Schon grundlegende Annahmen würden infrage gestellt

Dass der politische Diskurs schwieriger geworden sei und ein Bezug auf wissenschaftliche Erkenntnisse und empirische Ergebnisse nicht immer anerkannt werde, berichtete Ralf Broß, ehemaliger Oberbürgermeister von Rottweil, der jetzt beim Städtetag Baden-Württemberg tätig ist. Einen ähnlichen Befund äußerte Sander: Inzwischen würden in mehr Teilen der Bevölkerung wissenschaftliche Erkenntnisse und Meinungen gleichgesetzt. Wenn jedoch schon basale Annahmen infrage gestellt würden, werde die Kommunikation von Unsicherheiten deutlich erschwert.

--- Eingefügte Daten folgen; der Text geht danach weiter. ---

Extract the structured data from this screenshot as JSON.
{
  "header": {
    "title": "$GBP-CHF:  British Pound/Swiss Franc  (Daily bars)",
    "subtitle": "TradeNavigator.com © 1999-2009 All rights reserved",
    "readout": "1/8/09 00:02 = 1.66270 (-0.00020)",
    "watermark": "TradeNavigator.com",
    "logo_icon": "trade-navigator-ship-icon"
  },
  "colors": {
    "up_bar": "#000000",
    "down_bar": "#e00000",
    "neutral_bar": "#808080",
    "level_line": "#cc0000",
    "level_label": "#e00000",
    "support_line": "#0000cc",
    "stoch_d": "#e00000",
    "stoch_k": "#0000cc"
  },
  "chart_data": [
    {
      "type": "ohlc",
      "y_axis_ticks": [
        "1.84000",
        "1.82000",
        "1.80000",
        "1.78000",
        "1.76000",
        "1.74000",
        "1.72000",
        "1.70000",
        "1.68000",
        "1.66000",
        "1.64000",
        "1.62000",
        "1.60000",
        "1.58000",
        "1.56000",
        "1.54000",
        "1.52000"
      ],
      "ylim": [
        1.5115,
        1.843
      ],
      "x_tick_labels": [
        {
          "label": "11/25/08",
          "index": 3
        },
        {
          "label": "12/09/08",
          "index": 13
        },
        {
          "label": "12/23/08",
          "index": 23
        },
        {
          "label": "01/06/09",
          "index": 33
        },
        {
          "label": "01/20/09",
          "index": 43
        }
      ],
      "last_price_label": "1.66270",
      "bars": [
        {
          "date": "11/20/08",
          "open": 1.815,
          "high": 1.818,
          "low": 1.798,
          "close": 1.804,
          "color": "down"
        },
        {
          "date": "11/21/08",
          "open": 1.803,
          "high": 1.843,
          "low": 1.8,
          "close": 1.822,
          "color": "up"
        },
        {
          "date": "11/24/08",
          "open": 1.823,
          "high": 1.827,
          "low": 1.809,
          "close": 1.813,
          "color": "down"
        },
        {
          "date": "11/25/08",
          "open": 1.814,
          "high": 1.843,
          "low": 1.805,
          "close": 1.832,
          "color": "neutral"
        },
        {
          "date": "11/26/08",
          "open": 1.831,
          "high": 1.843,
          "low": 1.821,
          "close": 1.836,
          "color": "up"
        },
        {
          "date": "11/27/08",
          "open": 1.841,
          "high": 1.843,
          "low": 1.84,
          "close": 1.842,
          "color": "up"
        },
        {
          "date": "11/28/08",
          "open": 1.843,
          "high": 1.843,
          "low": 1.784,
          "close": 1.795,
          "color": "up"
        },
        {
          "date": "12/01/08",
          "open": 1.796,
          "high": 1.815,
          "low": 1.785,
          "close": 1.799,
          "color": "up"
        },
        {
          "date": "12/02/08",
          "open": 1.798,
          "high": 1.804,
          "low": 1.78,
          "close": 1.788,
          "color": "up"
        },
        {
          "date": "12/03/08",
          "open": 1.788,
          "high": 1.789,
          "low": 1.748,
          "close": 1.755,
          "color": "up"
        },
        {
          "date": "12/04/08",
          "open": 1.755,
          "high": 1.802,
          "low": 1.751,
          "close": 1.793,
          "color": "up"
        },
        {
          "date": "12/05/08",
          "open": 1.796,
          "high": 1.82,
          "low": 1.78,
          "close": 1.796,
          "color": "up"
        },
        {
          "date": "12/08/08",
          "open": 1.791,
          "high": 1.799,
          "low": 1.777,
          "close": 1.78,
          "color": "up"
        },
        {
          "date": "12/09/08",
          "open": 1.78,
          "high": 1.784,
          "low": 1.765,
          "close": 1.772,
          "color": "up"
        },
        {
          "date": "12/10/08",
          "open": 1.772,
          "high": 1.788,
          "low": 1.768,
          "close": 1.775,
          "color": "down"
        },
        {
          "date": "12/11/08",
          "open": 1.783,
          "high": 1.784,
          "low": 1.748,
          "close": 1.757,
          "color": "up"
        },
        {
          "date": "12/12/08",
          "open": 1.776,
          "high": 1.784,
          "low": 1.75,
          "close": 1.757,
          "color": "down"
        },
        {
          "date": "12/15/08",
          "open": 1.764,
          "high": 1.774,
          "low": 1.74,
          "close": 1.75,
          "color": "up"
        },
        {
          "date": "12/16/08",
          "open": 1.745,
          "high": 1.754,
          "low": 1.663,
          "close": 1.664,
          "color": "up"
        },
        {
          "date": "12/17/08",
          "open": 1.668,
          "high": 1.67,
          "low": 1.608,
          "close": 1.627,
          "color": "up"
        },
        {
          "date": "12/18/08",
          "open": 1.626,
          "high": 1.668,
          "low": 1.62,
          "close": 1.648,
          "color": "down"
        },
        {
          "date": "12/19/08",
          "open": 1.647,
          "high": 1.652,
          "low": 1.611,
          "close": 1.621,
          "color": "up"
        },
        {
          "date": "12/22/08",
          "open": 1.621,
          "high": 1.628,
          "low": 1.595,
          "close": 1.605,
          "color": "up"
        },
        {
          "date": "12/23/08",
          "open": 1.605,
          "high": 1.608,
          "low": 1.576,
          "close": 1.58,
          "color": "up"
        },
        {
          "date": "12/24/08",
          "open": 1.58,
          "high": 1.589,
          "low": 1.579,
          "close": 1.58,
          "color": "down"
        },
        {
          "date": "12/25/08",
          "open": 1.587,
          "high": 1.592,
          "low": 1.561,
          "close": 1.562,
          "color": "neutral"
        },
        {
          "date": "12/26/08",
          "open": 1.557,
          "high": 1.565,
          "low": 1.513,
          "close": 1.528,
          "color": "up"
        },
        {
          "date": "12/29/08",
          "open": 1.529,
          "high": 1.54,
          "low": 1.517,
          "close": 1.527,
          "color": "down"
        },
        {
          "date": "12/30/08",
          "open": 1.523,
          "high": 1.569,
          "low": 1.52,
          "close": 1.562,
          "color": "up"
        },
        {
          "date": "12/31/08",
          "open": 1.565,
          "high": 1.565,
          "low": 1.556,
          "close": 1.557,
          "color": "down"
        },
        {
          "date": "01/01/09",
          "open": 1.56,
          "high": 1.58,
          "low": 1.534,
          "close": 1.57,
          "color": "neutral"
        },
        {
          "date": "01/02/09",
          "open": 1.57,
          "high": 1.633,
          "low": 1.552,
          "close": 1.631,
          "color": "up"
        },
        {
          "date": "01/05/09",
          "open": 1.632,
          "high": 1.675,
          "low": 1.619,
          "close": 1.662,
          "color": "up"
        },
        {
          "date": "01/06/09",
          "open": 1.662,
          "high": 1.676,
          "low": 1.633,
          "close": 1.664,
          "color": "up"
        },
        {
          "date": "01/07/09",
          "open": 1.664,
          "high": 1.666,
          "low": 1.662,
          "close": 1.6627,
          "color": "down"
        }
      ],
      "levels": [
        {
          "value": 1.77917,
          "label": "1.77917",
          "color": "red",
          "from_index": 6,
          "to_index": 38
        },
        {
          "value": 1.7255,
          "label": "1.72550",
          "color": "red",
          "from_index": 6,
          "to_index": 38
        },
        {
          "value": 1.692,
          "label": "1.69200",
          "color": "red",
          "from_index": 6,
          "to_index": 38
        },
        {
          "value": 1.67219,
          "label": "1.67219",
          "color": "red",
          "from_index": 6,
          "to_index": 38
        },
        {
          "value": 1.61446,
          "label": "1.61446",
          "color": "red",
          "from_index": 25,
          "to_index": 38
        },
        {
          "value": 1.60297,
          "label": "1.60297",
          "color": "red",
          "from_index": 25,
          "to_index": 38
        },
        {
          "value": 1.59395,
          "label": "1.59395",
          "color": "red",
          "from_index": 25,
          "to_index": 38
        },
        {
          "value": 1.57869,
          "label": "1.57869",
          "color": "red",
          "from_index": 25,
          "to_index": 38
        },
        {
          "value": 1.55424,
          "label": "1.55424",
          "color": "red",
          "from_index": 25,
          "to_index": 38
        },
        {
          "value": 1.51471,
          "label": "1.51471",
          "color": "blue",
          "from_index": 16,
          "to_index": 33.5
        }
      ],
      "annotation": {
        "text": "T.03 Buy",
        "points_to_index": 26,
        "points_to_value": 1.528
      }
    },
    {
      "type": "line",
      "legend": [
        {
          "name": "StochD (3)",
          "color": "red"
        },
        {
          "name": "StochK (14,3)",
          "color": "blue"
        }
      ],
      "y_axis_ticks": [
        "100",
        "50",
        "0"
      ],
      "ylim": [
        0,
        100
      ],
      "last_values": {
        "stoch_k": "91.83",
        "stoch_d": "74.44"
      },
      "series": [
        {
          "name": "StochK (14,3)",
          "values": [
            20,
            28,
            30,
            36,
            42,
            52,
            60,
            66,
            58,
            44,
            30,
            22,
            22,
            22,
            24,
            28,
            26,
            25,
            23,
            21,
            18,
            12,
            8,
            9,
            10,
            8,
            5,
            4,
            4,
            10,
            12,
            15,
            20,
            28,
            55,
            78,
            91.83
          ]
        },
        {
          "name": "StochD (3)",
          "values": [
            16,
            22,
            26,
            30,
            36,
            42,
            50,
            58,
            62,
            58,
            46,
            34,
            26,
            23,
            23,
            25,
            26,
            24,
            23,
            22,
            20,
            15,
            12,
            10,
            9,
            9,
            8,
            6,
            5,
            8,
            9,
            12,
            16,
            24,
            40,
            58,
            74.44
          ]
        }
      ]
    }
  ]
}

Es dürfe nicht wieder passieren, dass sich Deutschland nicht selbst helfen könne, sagte Patrick Hahmann, Leiter eines ambulanten Pflegedienstes in Sachsen, mit Blick auf die monatelange Mangellage bei Schutzkleidung und Desinfektionsmittel in der Pandemie. Unverständlich sei für ihn bis heute etwa die anfängliche Priorisierung von Testmöglichkeiten: Fußballer seien vor dem Pflegepersonal dran gewesen. Er beurteilte auch die Diskussion um eine Impfpflicht als „überflüssig“.

Weitere Gäste aus Gastgewerbe/Gastronomie und Kultur berichteten etwa von einer gewachsenen Sensibilität und Vorsicht der Menschen infolge der Pandemie. Es gebe beispielsweise Ängste, wenn im Raum jemand huste, und Vorbehalte, einen Tisch mit Fremden zu teilen.